It's decided for now that DC will be our new home. Beth stayed behind a couple days after me to pack up the apartment with the help of her parents who have graciously allowed us to fill their garage with boxes once again.
Last Sunday night, on July 7th, in the evening, before the sun set, my mom died. Her pronounced time of death was 7:45, but I don't think any of us really bothered to look at the clock. The days leading up to the moment and even the moments now seem unreal. At times it's as though I'm sitting in a movie theater watching someone else wander through my life in a surreal first-person documentary.
As my niece Madison put it in her e-mail, which was rather elegantly entitled "Dead," she wrote, "Today is very sad. My grand mother just died. She lived a good life."
Beth and I, along with my aunt Sue, brother Nick, sister Tiffany, father, and grandparents, were all at my mothers side when she took her last breath. This, in itself, is a miracle. She died just as she had wanted, at home, surrounded by those she loved. My father was singing her favorite hymns, and at the crescendo of "Household of Faith," her most favorite of all, she passed away.
I had never seen anyone actually die before, and death is not the most elegant of experiences to either experience or view. Immediately when it occurred I felt the moment repeat on a loop in my mind, and it took Beth to remind me that the moment isn't of any importance in comparison to the freedom to follow. My mom fought for life for so many years. It's comforting for me to know with certainty that my mother has truly found her home with God, and I think in her very last moments it was comforting for her to know that we would be sharing that eternity with her as well. With that in mind, today is not so sad after all.

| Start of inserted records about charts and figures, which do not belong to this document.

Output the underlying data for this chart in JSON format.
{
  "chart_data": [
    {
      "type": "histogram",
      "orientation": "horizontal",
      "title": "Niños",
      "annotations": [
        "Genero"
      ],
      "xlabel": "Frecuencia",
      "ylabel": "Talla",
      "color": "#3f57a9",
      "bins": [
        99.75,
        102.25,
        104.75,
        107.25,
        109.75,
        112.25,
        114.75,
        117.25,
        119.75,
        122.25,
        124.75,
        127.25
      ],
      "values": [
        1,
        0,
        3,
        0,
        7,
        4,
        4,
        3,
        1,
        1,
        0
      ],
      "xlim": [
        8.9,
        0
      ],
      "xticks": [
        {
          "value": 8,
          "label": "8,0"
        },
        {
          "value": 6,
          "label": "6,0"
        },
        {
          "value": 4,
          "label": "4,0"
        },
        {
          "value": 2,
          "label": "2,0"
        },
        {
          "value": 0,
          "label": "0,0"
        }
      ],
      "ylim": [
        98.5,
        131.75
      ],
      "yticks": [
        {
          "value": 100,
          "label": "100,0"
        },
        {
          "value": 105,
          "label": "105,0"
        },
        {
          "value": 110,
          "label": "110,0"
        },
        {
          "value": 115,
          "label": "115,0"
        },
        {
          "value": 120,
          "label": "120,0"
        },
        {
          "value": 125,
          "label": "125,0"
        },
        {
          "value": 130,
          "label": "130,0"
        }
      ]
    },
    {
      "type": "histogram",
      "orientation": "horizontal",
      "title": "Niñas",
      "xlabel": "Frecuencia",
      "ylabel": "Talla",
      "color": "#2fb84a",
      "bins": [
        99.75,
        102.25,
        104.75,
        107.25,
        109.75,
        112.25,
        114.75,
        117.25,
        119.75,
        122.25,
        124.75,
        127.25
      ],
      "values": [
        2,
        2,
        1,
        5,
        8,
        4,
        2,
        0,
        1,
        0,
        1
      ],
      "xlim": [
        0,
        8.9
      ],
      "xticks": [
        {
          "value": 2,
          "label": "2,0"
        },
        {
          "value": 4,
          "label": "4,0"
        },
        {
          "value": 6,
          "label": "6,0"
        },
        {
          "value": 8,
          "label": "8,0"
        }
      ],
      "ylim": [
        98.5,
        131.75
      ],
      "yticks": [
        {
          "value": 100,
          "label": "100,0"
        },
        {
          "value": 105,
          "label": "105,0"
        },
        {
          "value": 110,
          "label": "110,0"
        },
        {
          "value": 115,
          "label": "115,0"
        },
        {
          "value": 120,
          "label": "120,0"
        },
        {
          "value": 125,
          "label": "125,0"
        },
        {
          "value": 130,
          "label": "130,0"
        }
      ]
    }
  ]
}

I want to thank you all for your prayers and for your support. Even now we are surrounded with friends and family while embracing memories of our missing friend. Up to her final moments she kept her sense of humor and hospitality, whether she was frequently telling me to cut my hair, celebrating my sister-in-law Susan's birthday party, or musing on her fancy reclining chair that in her opinion was at once both magical and "tragical." My mom has left behind a lot of great memories throughout the course of a lifetime.

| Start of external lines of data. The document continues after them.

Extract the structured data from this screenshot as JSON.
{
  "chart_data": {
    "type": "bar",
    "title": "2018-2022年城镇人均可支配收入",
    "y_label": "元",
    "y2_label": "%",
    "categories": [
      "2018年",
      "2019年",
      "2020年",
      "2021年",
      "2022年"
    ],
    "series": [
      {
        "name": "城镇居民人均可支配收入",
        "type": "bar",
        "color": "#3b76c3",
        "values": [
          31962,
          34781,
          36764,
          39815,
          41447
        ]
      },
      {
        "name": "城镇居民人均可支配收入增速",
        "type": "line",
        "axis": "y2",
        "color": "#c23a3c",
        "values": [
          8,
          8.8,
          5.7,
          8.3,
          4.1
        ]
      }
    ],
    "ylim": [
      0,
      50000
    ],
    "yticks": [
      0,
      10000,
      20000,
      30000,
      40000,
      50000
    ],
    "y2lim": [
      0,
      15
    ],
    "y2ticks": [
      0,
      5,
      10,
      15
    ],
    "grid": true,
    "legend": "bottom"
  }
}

This Saturday we had a wonderful ceremony at Fourth Presbyterian Church in Bethesda. I know it was everything my mom could have ever hoped for. Together we celebrated the wonderful life she lead while at the same time rejoiced in the eternal life she shares with the Lord at this very moment. My brothers and I each shared memories of her, and although mine wasn't much more than a few recollections of watching General Hospital each day with her after school, they each reflected the incredible personality and influence our mom had on our lives and the lives of all those who she touched.
Thanks again to everyone for their support.